Summary
Transdifferentiation of functionally specialized cell types, which omits the need for stem or progenitor cells, is known across the animal kingdom. However, in the blood cell system it remains largely unclear how transdifferentiation is regulated in vivo. Here we reveal the environmental control of blood cell transdifferentiation in a Drosophila melanogaster model. Functional lineage tracing provides new in vivo evidence for direct transdifferentiation from macrophage-like plasmatocytes to crystal cells that execute melanization. Interestingly, this transdifferentiation is promoted by neuronal activity of a specific subset of sensory neurons, in the sensory cones at the caudal end of the larva. Evidence for this stems from specific neuron ablation, and transient silencing or activation of these neurons by Kir2.1 or TrpA1, respectively. Crystal cells develop from plasmatocytes in clusters surrounding the sensory cones. Strikingly, environmental conditions trigger this process: oxygen sensing, through atypical guanylyl cyclases (Gyc88E, Gyc89Da, Gyc89Db) that are specifically expressed in sensory cone neurons, drives plasmatocyte-to-crystal cell transdifferentiation, as hypoxia or gyc silencing cause crystal cell reduction and loss of transdifferentiation.
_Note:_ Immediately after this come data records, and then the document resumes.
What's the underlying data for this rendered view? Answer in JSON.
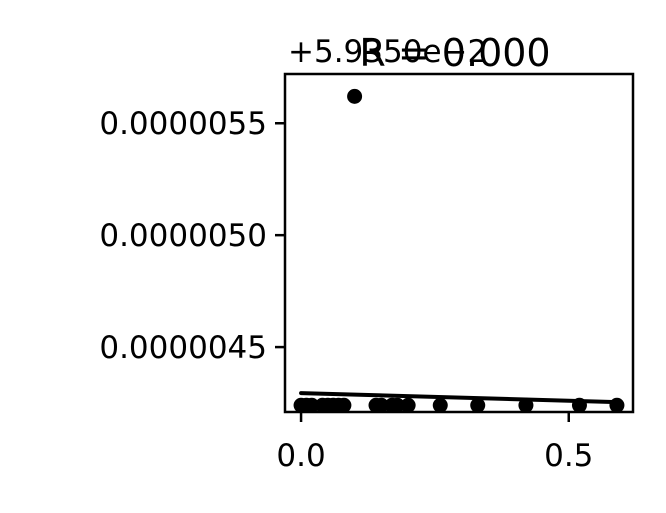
{
  "chart_data": {
    "type": "scatter",
    "title": "R = 0.000",
    "y_offset_text": "+5.9350e−2",
    "xlabel": "",
    "ylabel": "",
    "xlim": [
      -0.03,
      0.62
    ],
    "ylim": [
      4.21e-06,
      5.72e-06
    ],
    "x_ticks": [
      {
        "value": 0.0,
        "label": "0.0"
      },
      {
        "value": 0.5,
        "label": "0.5"
      }
    ],
    "y_ticks": [
      {
        "value": 4.5e-06,
        "label": "0.0000045"
      },
      {
        "value": 5e-06,
        "label": "0.0000050"
      },
      {
        "value": 5.5e-06,
        "label": "0.0000055"
      }
    ],
    "points": [
      {
        "x": 0.0,
        "y": 4.24e-06
      },
      {
        "x": 0.01,
        "y": 4.24e-06
      },
      {
        "x": 0.02,
        "y": 4.24e-06
      },
      {
        "x": 0.04,
        "y": 4.24e-06
      },
      {
        "x": 0.05,
        "y": 4.24e-06
      },
      {
        "x": 0.06,
        "y": 4.24e-06
      },
      {
        "x": 0.07,
        "y": 4.24e-06
      },
      {
        "x": 0.08,
        "y": 4.24e-06
      },
      {
        "x": 0.1,
        "y": 5.62e-06
      },
      {
        "x": 0.14,
        "y": 4.24e-06
      },
      {
        "x": 0.15,
        "y": 4.24e-06
      },
      {
        "x": 0.17,
        "y": 4.24e-06
      },
      {
        "x": 0.18,
        "y": 4.24e-06
      },
      {
        "x": 0.2,
        "y": 4.24e-06
      },
      {
        "x": 0.26,
        "y": 4.24e-06
      },
      {
        "x": 0.33,
        "y": 4.24e-06
      },
      {
        "x": 0.42,
        "y": 4.24e-06
      },
      {
        "x": 0.52,
        "y": 4.24e-06
      },
      {
        "x": 0.59,
        "y": 4.24e-06
      }
    ],
    "fit_line": {
      "x": [
        0.0,
        0.59
      ],
      "y": [
        4.2945e-06,
        4.2543e-06
      ]
    },
    "grid": false,
    "marker_color": "#000000",
    "line_color": "#000000"
  }
}
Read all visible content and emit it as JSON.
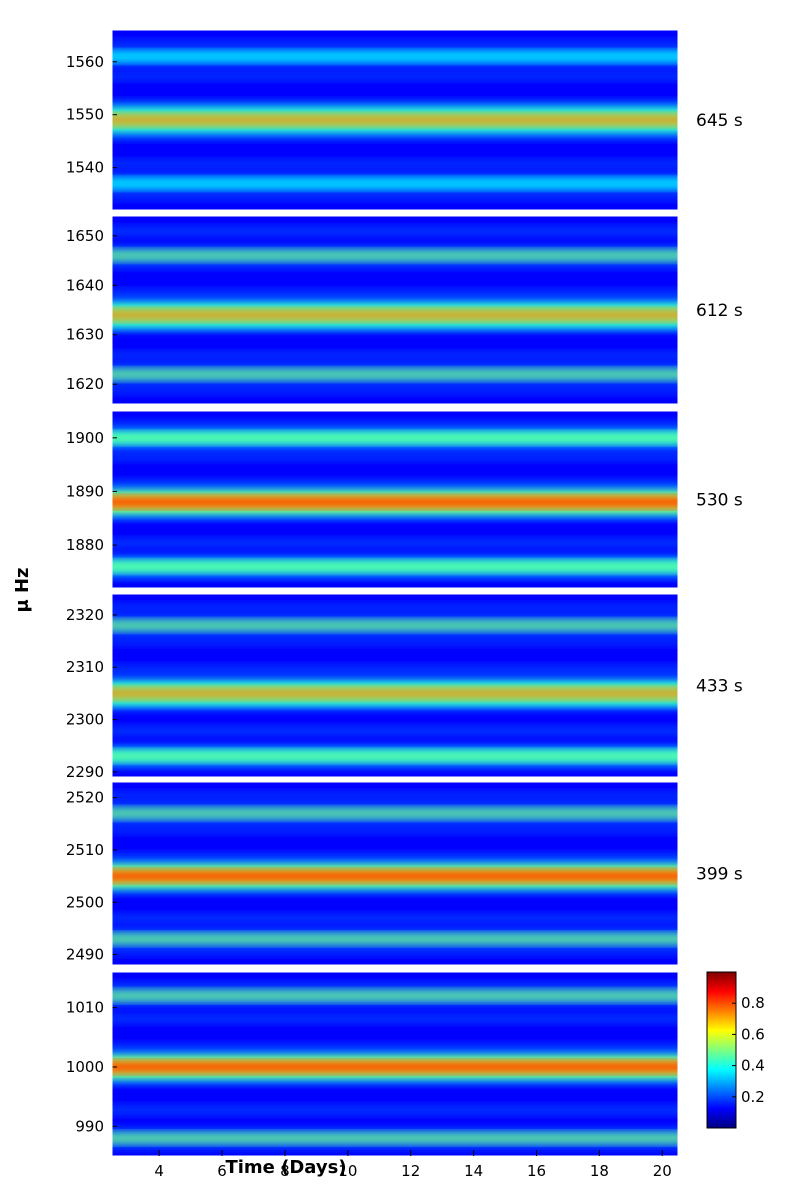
{
  "colors": {
    "colormap": [
      "#00007f",
      "#0000ff",
      "#007fff",
      "#00ffff",
      "#7fff7f",
      "#ffff00",
      "#ff7f00",
      "#ff0000",
      "#7f0000"
    ]
  },
  "chart_data": {
    "type": "heatmap",
    "title": "",
    "xlabel": "Time (Days)",
    "ylabel": "μ Hz",
    "xlim": [
      2.5,
      20.5
    ],
    "x_ticks": [
      4,
      6,
      8,
      10,
      12,
      14,
      16,
      18,
      20
    ],
    "colorbar": {
      "range": [
        0,
        1
      ],
      "ticks": [
        0.2,
        0.4,
        0.6,
        0.8
      ]
    },
    "panels": [
      {
        "period_label": "645 s",
        "ylim": [
          1532,
          1566
        ],
        "y_ticks": [
          1540,
          1550,
          1560
        ],
        "ridges": [
          {
            "freq": 1549,
            "amp": 0.85
          },
          {
            "freq": 1561,
            "amp": 0.45
          },
          {
            "freq": 1537,
            "amp": 0.4
          }
        ]
      },
      {
        "period_label": "612 s",
        "ylim": [
          1616,
          1654
        ],
        "y_ticks": [
          1620,
          1630,
          1640,
          1650
        ],
        "ridges": [
          {
            "freq": 1634,
            "amp": 0.85
          },
          {
            "freq": 1646,
            "amp": 0.5
          },
          {
            "freq": 1622,
            "amp": 0.5
          }
        ]
      },
      {
        "period_label": "530 s",
        "ylim": [
          1872,
          1905
        ],
        "y_ticks": [
          1880,
          1890,
          1900
        ],
        "ridges": [
          {
            "freq": 1888,
            "amp": 0.9
          },
          {
            "freq": 1900,
            "amp": 0.55
          },
          {
            "freq": 1876,
            "amp": 0.55
          }
        ]
      },
      {
        "period_label": "433 s",
        "ylim": [
          2289,
          2324
        ],
        "y_ticks": [
          2290,
          2300,
          2310,
          2320
        ],
        "ridges": [
          {
            "freq": 2305,
            "amp": 0.85
          },
          {
            "freq": 2318,
            "amp": 0.5
          },
          {
            "freq": 2293,
            "amp": 0.55
          }
        ]
      },
      {
        "period_label": "399 s",
        "ylim": [
          2488,
          2523
        ],
        "y_ticks": [
          2490,
          2500,
          2510,
          2520
        ],
        "ridges": [
          {
            "freq": 2505,
            "amp": 0.9
          },
          {
            "freq": 2517,
            "amp": 0.5
          },
          {
            "freq": 2493,
            "amp": 0.5
          }
        ]
      },
      {
        "period_label": "",
        "ylim": [
          985,
          1016
        ],
        "y_ticks": [
          990,
          1000,
          1010
        ],
        "ridges": [
          {
            "freq": 1000,
            "amp": 0.95
          },
          {
            "freq": 1012,
            "amp": 0.5
          },
          {
            "freq": 988,
            "amp": 0.5
          }
        ]
      }
    ]
  }
}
Our findings reveal an unexpected functional and molecular link of environment-monitoring sensory neurons governing blood cell transdifferentiation in vivo, suggesting similar principles in vertebrate systems where environmental sensors and blood cell populations coincide.
Highlights
Functional lineage tracing confirms in vivo transdifferentiation in a Drosophila model of hematopoiesis
Blood cell transdifferentiation is promoted by active sensory neurons of the caudal sensory cones of the Drosophila larva
Sensory cone neurons detect oxygen through atypical guanylyl cyclases and promote blood cell transdifferentiation
Competing Interest Statement
The authors have declared no competing interest.